Third, there's no accountability -- no House of Lords Select Committees, U.S. Government Accountability Office or congressional oversight, or an electorate that can throw the UN bums out if they fail to do what's in the public interest. It's hardly surprising, therefore, that we see egregious examples of arrogance and corruption, let alone day to day featherbedding, laziness, incompetence and self-indulgence in the thousands of individual UN programs and projects.

Fourth, in the absence of accountability, UN officials feel little need for transparency of their policy making; the PR offices simply spin, spin, spin.

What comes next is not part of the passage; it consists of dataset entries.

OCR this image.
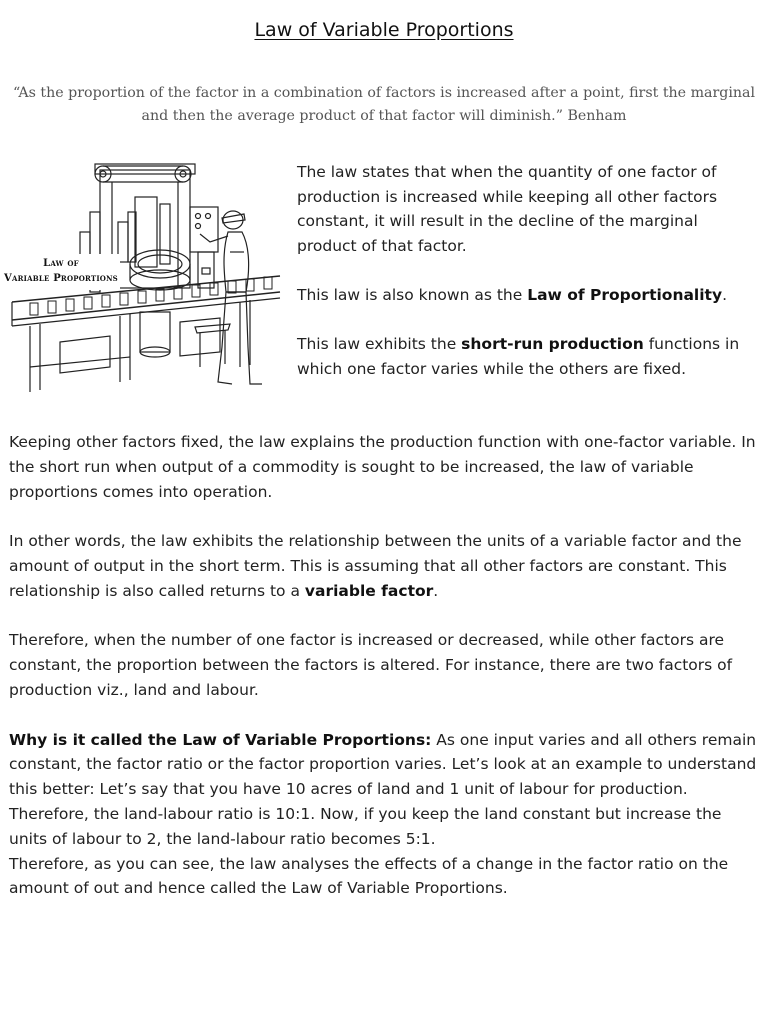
Law of Variable Proportions

“As the proportion of the factor in a combination of factors is increased after a point, first the marginal and then the average product of that factor will diminish.” Benham

Law of
Variable Proportions

The law states that when the quantity of one factor of production is increased while keeping all other factors constant, it will result in the decline of the marginal product of that factor.

This law is also known as the Law of Proportionality.

This law exhibits the short-run production functions in which one factor varies while the others are fixed.

Keeping other factors fixed, the law explains the production function with one-factor variable. In the short run when output of a commodity is sought to be increased, the law of variable proportions comes into operation.

In other words, the law exhibits the relationship between the units of a variable factor and the amount of output in the short term. This is assuming that all other factors are constant. This relationship is also called returns to a variable factor.

Therefore, when the number of one factor is increased or decreased, while other factors are constant, the proportion between the factors is altered. For instance, there are two factors of production viz., land and labour.

Why is it called the Law of Variable Proportions: As one input varies and all others remain constant, the factor ratio or the factor proportion varies. Let’s look at an example to understand this better: Let’s say that you have 10 acres of land and 1 unit of labour for production. Therefore, the land-labour ratio is 10:1. Now, if you keep the land constant but increase the units of labour to 2, the land-labour ratio becomes 5:1.

Therefore, as you can see, the law analyses the effects of a change in the factor ratio on the amount of out and hence called the Law of Variable Proportions.
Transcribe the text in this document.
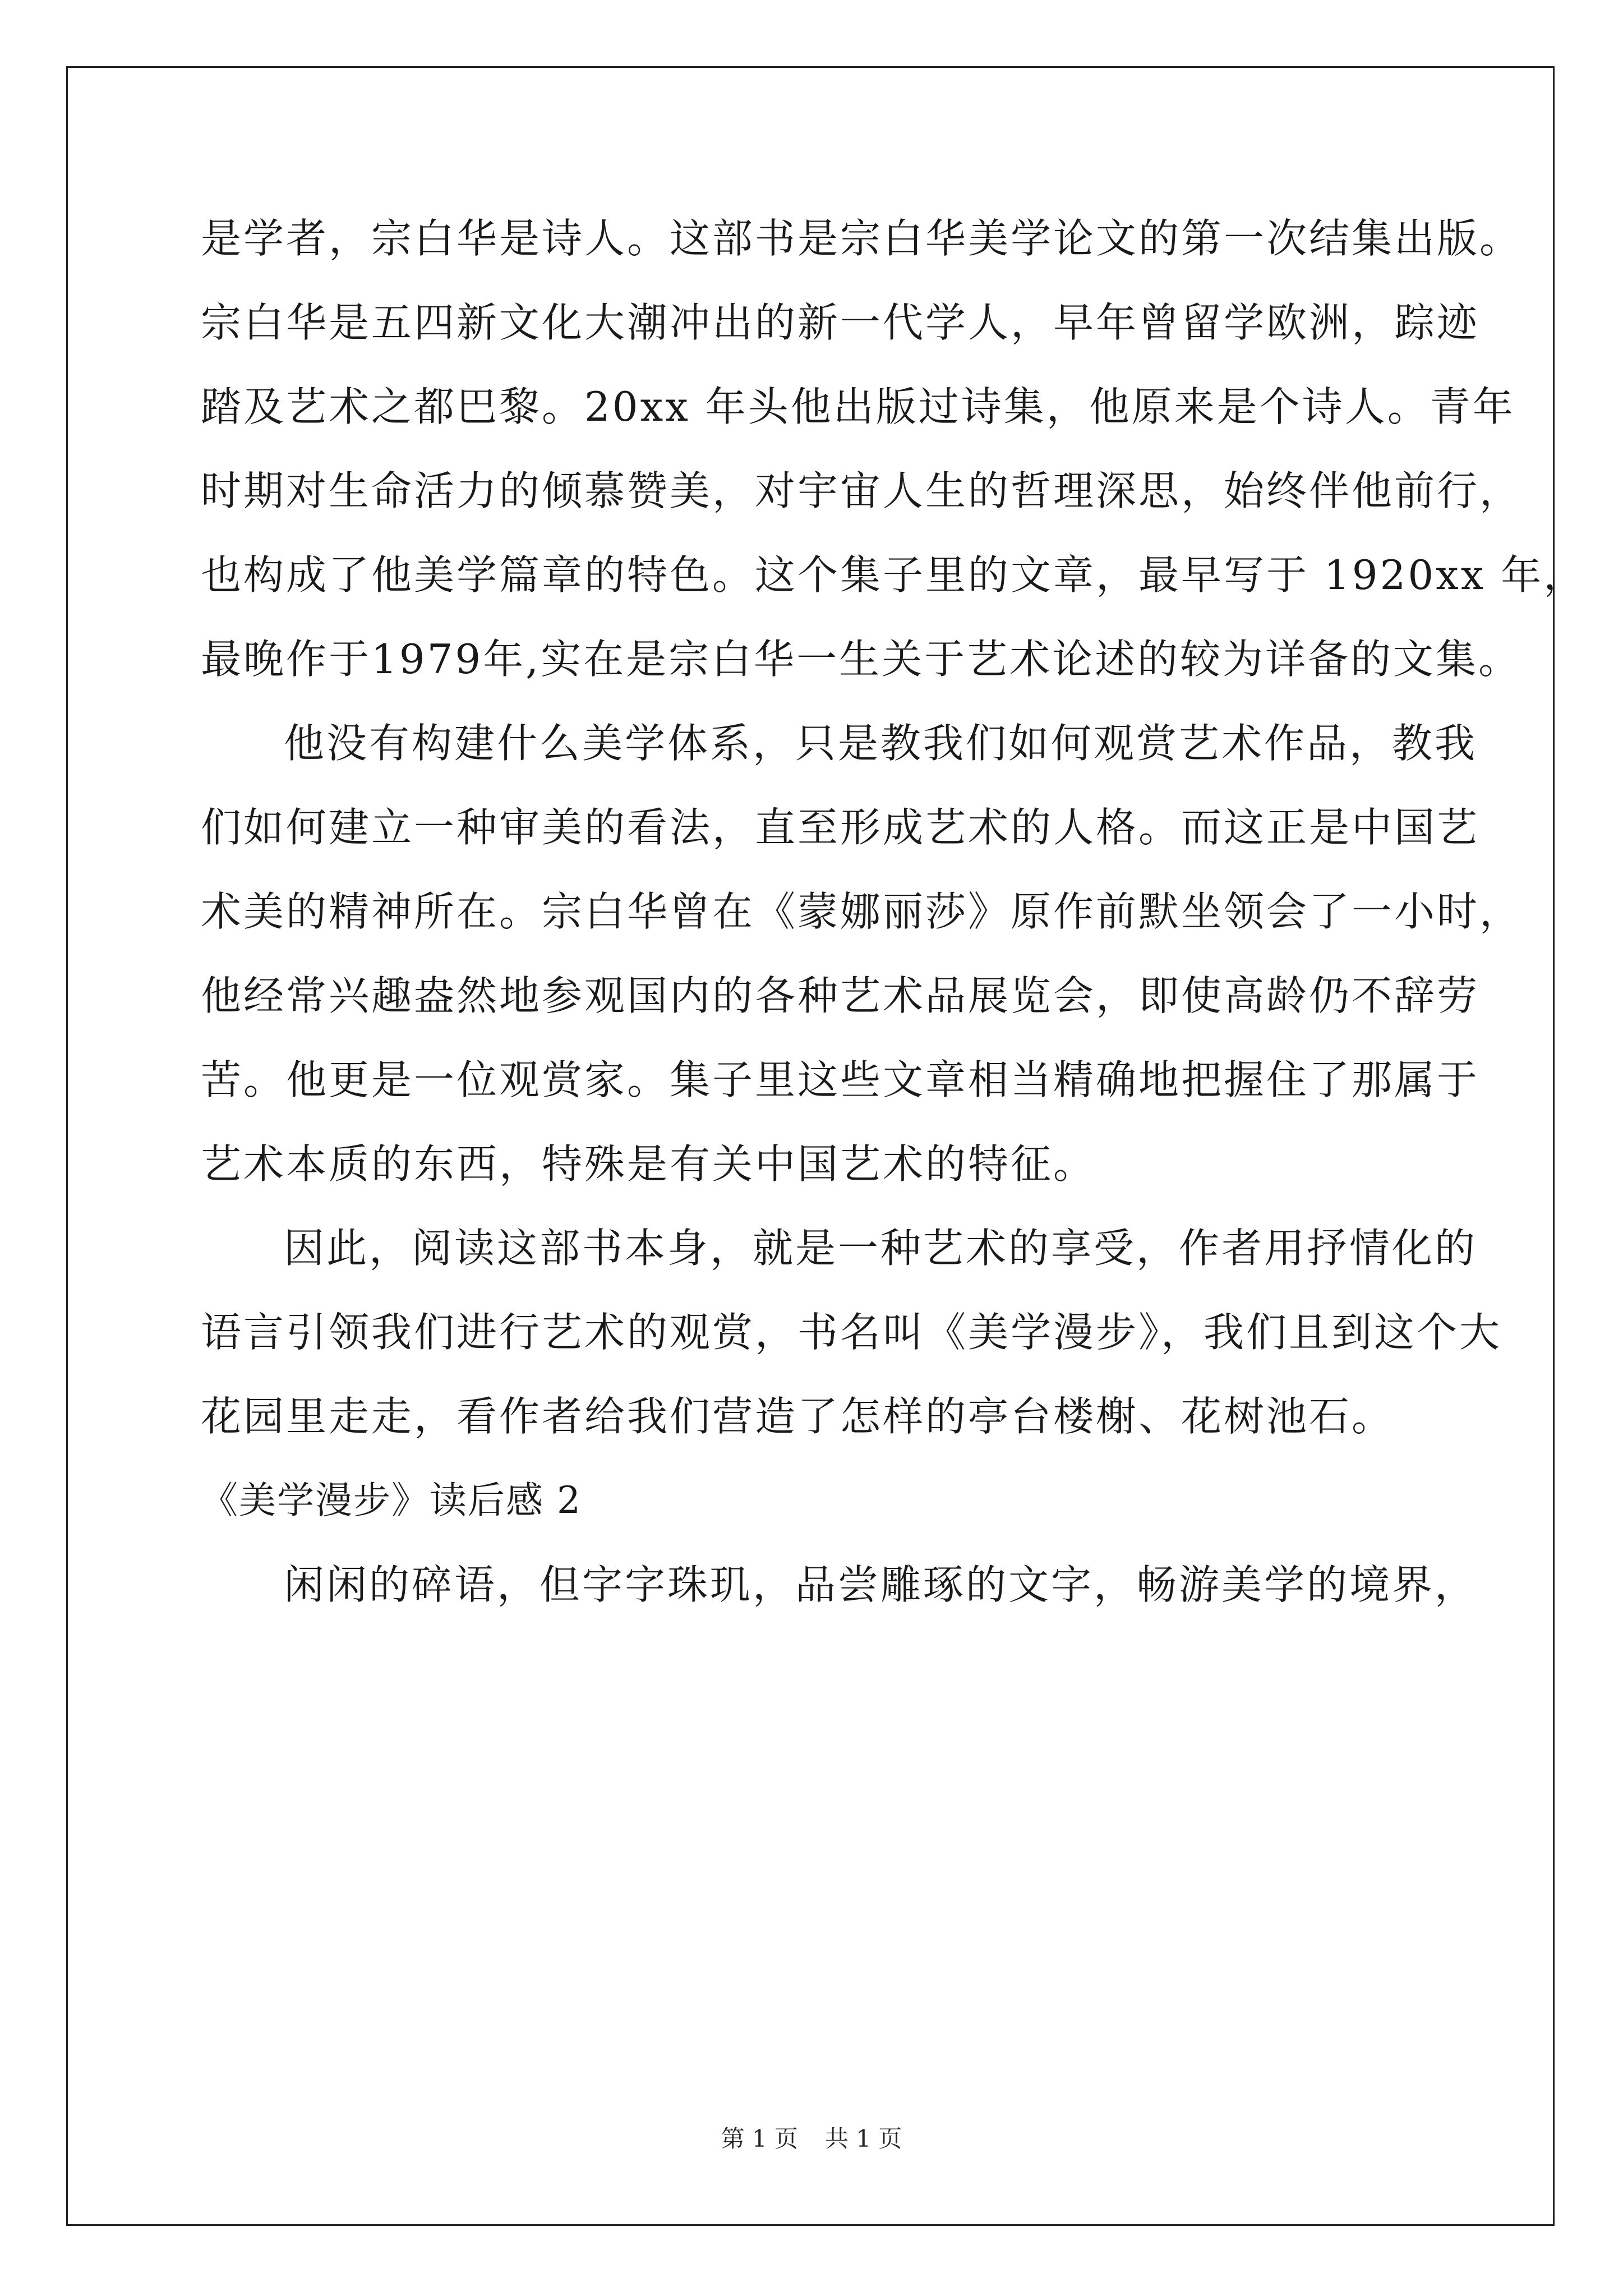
是学者，宗白华是诗人。这部书是宗白华美学论文的第一次结集出版。
宗白华是五四新文化大潮冲出的新一代学人，早年曾留学欧洲，踪迹
踏及艺术之都巴黎。20xx 年头他出版过诗集，他原来是个诗人。青年
时期对生命活力的倾慕赞美，对宇宙人生的哲理深思，始终伴他前行，
也构成了他美学篇章的特色。这个集子里的文章，最早写于 1920xx 年，
最晚作于1979年,实在是宗白华一生关于艺术论述的较为详备的文集。
他没有构建什么美学体系，只是教我们如何观赏艺术作品，教我
们如何建立一种审美的看法，直至形成艺术的人格。而这正是中国艺
术美的精神所在。宗白华曾在《蒙娜丽莎》原作前默坐领会了一小时，
他经常兴趣盎然地参观国内的各种艺术品展览会，即使高龄仍不辞劳
苦。他更是一位观赏家。集子里这些文章相当精确地把握住了那属于
艺术本质的东西，特殊是有关中国艺术的特征。
因此，阅读这部书本身，就是一种艺术的享受，作者用抒情化的
语言引领我们进行艺术的观赏，书名叫《美学漫步》，我们且到这个大
花园里走走，看作者给我们营造了怎样的亭台楼榭、花树池石。
《美学漫步》读后感 2
闲闲的碎语，但字字珠玑，品尝雕琢的文字，畅游美学的境界，
第 1 页 共 1 页
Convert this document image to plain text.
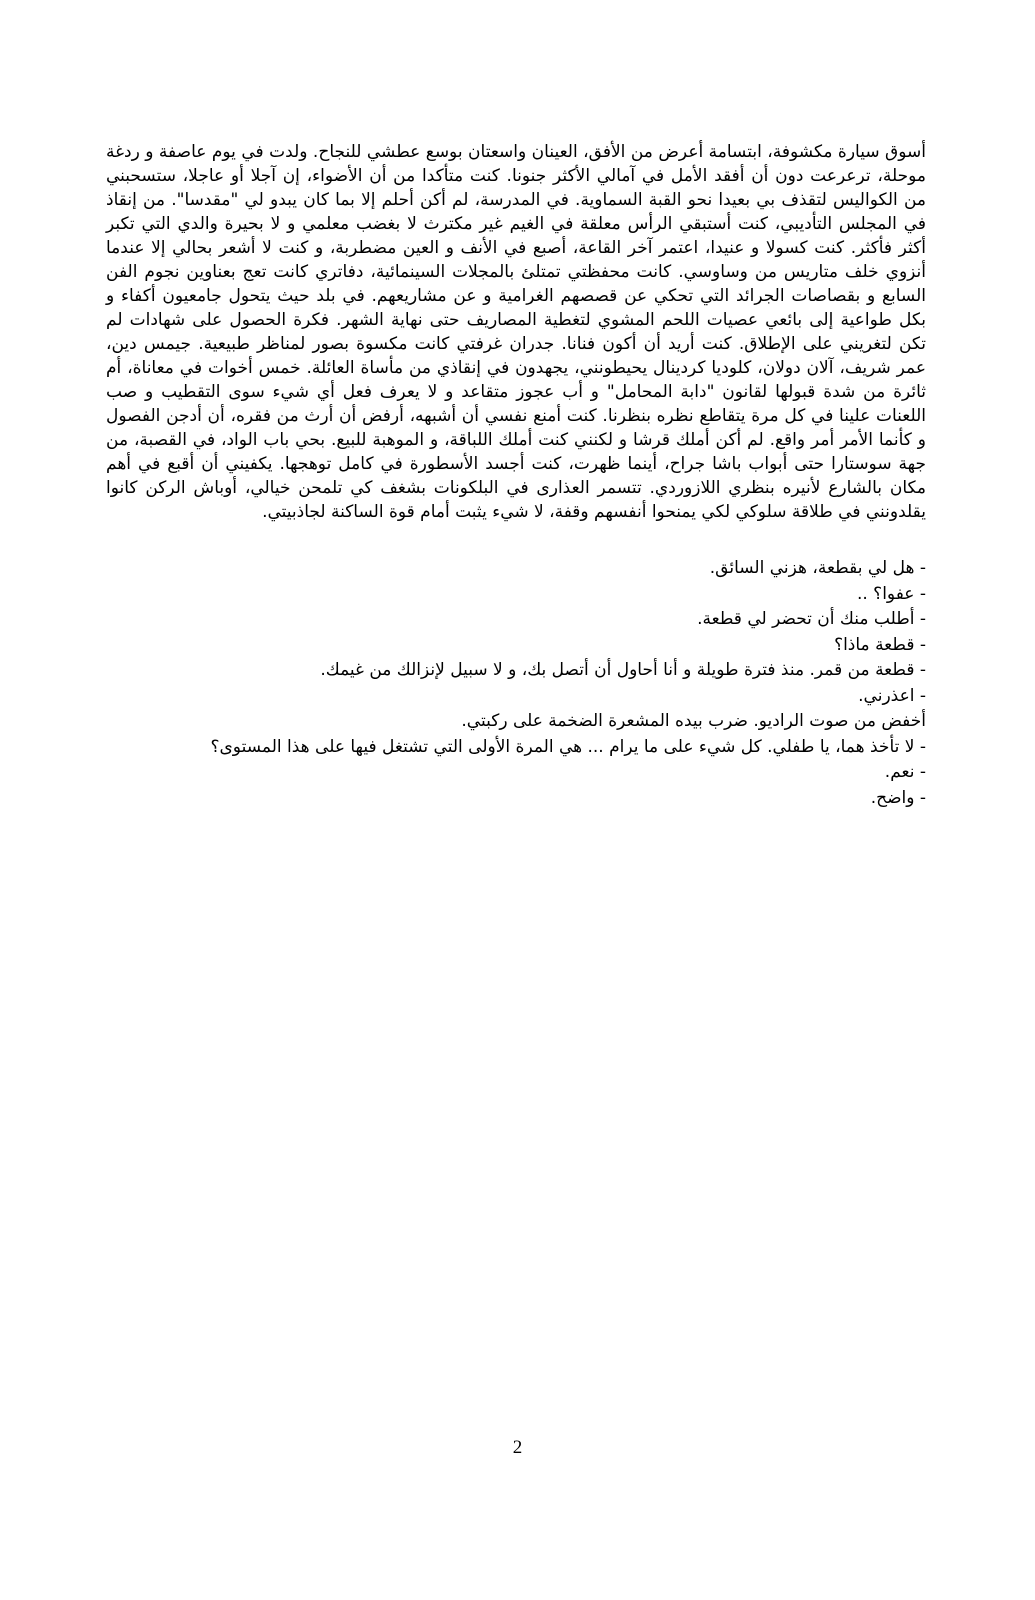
أسوق سيارة مكشوفة، ابتسامة أعرض من الأفق، العينان واسعتان بوسع عطشي للنجاح. ولدت في يوم عاصفة و ردغة موحلة، ترعرعت دون أن أفقد الأمل في آمالي الأكثر جنونا. كنت متأكدا من أن الأضواء، إن آجلا أو عاجلا، ستسحبني من الكواليس لتقذف بي بعيدا نحو القبة السماوية. في المدرسة، لم أكن أحلم إلا بما كان يبدو لي "مقدسا". من إنقاذ في المجلس التأديبي، كنت أستبقي الرأس معلقة في الغيم غير مكترث لا بغضب معلمي و لا بحيرة والدي التي تكبر أكثر فأكثر. كنت كسولا و عنيدا، اعتمر آخر القاعة، أصبع في الأنف و العين مضطربة، و كنت لا أشعر بحالي إلا عندما أنزوي خلف متاريس من وساوسي. كانت محفظتي تمتلئ بالمجلات السينمائية، دفاتري كانت تعج بعناوين نجوم الفن السابع و بقصاصات الجرائد التي تحكي عن قصصهم الغرامية و عن مشاريعهم. في بلد حيث يتحول جامعيون أكفاء و بكل طواعية إلى بائعي عصيات اللحم المشوي لتغطية المصاريف حتى نهاية الشهر. فكرة الحصول على شهادات لم تكن لتغريني على الإطلاق. كنت أريد أن أكون فنانا. جدران غرفتي كانت مكسوة بصور لمناظر طبيعية. جيمس دين، عمر شريف، آلان دولان، كلوديا كردينال يحيطونني، يجهدون في إنقاذي من مأساة العائلة. خمس أخوات في معاناة، أم ثائرة من شدة قبولها لقانون "دابة المحامل" و أب عجوز متقاعد و لا يعرف فعل أي شيء سوى التقطيب و صب اللعنات علينا في كل مرة يتقاطع نظره بنظرنا. كنت أمنع نفسي أن أشبهه، أرفض أن أرث من فقره، أن أدجن الفصول و كأنما الأمر أمر واقع. لم أكن أملك قرشا و لكنني كنت أملك اللباقة، و الموهبة للبيع. بحي باب الواد، في القصبة، من جهة سوستارا حتى أبواب باشا جراح، أينما ظهرت، كنت أجسد الأسطورة في كامل توهجها. يكفيني أن أقبع في أهم مكان بالشارع لأنيره بنظري اللازوردي. تتسمر العذارى في البلكونات بشغف كي تلمحن خيالي، أوباش الركن كانوا يقلدونني في طلاقة سلوكي لكي يمنحوا أنفسهم وقفة، لا شيء يثبت أمام قوة الساكنة لجاذبيتي.

- هل لي بقطعة، هزني السائق.
- عفوا؟ ..
- أطلب منك أن تحضر لي قطعة.
- قطعة ماذا؟
- قطعة من قمر. منذ فترة طويلة و أنا أحاول أن أتصل بك، و لا سبيل لإنزالك من غيمك.
- اعذرني.
أخفض من صوت الراديو. ضرب بيده المشعرة الضخمة على ركبتي.
- لا تأخذ هما، يا طفلي. كل شيء على ما يرام ... هي المرة الأولى التي تشتغل فيها على هذا المستوى؟
- نعم.
- واضح.
2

Last year, I attended a major WHO conference in Geneva at which the NGO I represented was denied accreditation because it was known to be an advocate of free markets and a critic of some of the UN's policies. The lesson? You get to participate in the UN's marketplace of ideas only if what you're selling is politically correct.

Finally, there's the issue of the quality of senior UN officials. A candidate's nationality or region of origin seems to be at least as important as his credentials: No meritocracy there. And consider this critical factor that affects the quality of the pool from which potential candidates are selected: If you were a nation's president, or its environmental or health minister, would you send your best and brightest people to work for the UN? Of course not -- and that's how the UN ends up with the Malloch Browns of the world.

The UN's assault on innovation and wealth creation demands a counter-attack. The United States and other like-minded nations can provide the firepower by withholding funds and participation from UN agencies and programs that are corrupt or incompetent. Better still, they should cease paying any dues at all until the entire organization undergoes fundamental and genuine reform.

Henry I. Miller, a physician and fellow at the Hoover Institution, headed the FDA's Office of Biotechnology from 1989 to 1993. His most recent book, "The Frankenfood Myth..." was selected by Barron's one of the 25 Best Books of 2004.